Setup of python environment done through `pyproject.toml` specifications and 
[_poetry_](https://python-poetry.org/docs/)
on project root directory.
Follow `README.md` instructions to install the dependencies in a freshly created virtual environment.

### Import PySpark

Whenever working with Spark, you need to either start a Spark Session or join one.
The Spark Session Builder will handle under-the-hood the architecture of the framework discussed in class 
and give us an entry point to programming with Spark.
It will create an application UI panel at `localhost:4040` by default.
Go check it to see info regarding driver, executors and jobs for the current configuration.
 

In [None]:
from pyspark.sql import SparkSession
from pyspark.sql.functions import *

# when run locally, spark has one (master) node with its own jvm and no cluster manager is created
spark = SparkSession.builder.master("local").appName("Homework 07").getOrCreate()

spark

# Spark API

The building block of the Spark API is its Resilient Distributed Dataset (RDD) API.
In the RDD API, there are two types of operations: transformations, which define a new dataset based on previous ones,
and actions, which kick off a job to execute on a cluster.
On top of Spark's RDD API, high level APIs are provided e.g. Dataframe API and Machine Learning API.
We will focus on the former. 


# PySpark Dataframes

Dataframes are a data structure for data manipulation.
A [PySpark Dataframe](https://spark.apache.org/docs/latest/api/python/reference/index.html) 
is represented as a 2-dimensional labeled data structure with columns of potentially different types.
Similar to what a spreadsheet or SQL table looks like.
Most functionality and API of 
[Pandas](https://pandas.pydata.org/docs/)
data analysis library is proposed in PySpark with support for distributed collections of data.
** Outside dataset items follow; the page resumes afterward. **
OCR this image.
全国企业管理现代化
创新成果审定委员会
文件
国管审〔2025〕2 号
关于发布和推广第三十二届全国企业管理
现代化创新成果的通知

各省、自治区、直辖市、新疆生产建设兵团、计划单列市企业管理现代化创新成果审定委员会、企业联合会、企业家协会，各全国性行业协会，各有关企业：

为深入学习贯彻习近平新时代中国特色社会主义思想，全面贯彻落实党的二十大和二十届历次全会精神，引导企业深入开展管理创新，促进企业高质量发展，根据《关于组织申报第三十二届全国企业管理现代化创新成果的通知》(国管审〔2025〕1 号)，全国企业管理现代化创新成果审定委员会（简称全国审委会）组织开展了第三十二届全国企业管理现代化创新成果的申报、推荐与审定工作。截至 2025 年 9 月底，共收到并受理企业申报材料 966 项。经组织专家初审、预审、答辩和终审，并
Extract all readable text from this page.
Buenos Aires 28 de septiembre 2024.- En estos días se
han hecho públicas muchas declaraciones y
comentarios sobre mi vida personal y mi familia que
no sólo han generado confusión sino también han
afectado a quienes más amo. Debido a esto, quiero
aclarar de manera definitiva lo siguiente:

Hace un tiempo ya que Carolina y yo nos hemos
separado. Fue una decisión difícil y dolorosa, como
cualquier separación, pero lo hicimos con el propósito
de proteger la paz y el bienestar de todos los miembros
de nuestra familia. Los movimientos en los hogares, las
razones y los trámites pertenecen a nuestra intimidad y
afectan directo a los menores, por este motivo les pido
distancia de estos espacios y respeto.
To start, let's see how to create a dataframe, visualize the data in it and retrieve its basic properties.

In [None]:
# Creating a DataFrame from scratch
df = spark.createDataFrame(
    data=[(1, "Alice", 33), (2, "Bob", 45), (3, "Charlie", 50)],
    schema=["id", "name", "age"],
)

# visualize dataframe representation
df.show()  # by default shows first 20 rows

In [None]:
print(
    f"Type: {type(df)}",  # PySpark Dataframe is not equal to Pandas Dataframe !
    f"First top n=2 rows: {df.head(2)}",  # rows returned in a list
    f"Column title names: {df.columns}",
    f"Column title names with its types: {df.dtypes}",
    f'Selecting a column: {df.select("name")}',  # it's still a DataFrame
    f'Avoid pandas notation (less features): {df["name"]}',  # Column object with lesser features than PySpark DataFrame
    f'Selecting more than one columns: {df.select(["name", "age"])}',  # it's still a DataFrame
    sep="\n\n",
)

In [None]:
# print the values of the selected columns
df.select(["name", "age"]).show()

In [None]:
# get statistics retrieved from a dataframe, computationally expensive, similar to Pandas
df.describe().show()

## Column operations on DataFrame

Column operations generate a new DataFrame that need to be stored in a variable to be saved.
It does not change the original DataFrame, but creates a new modified one from it.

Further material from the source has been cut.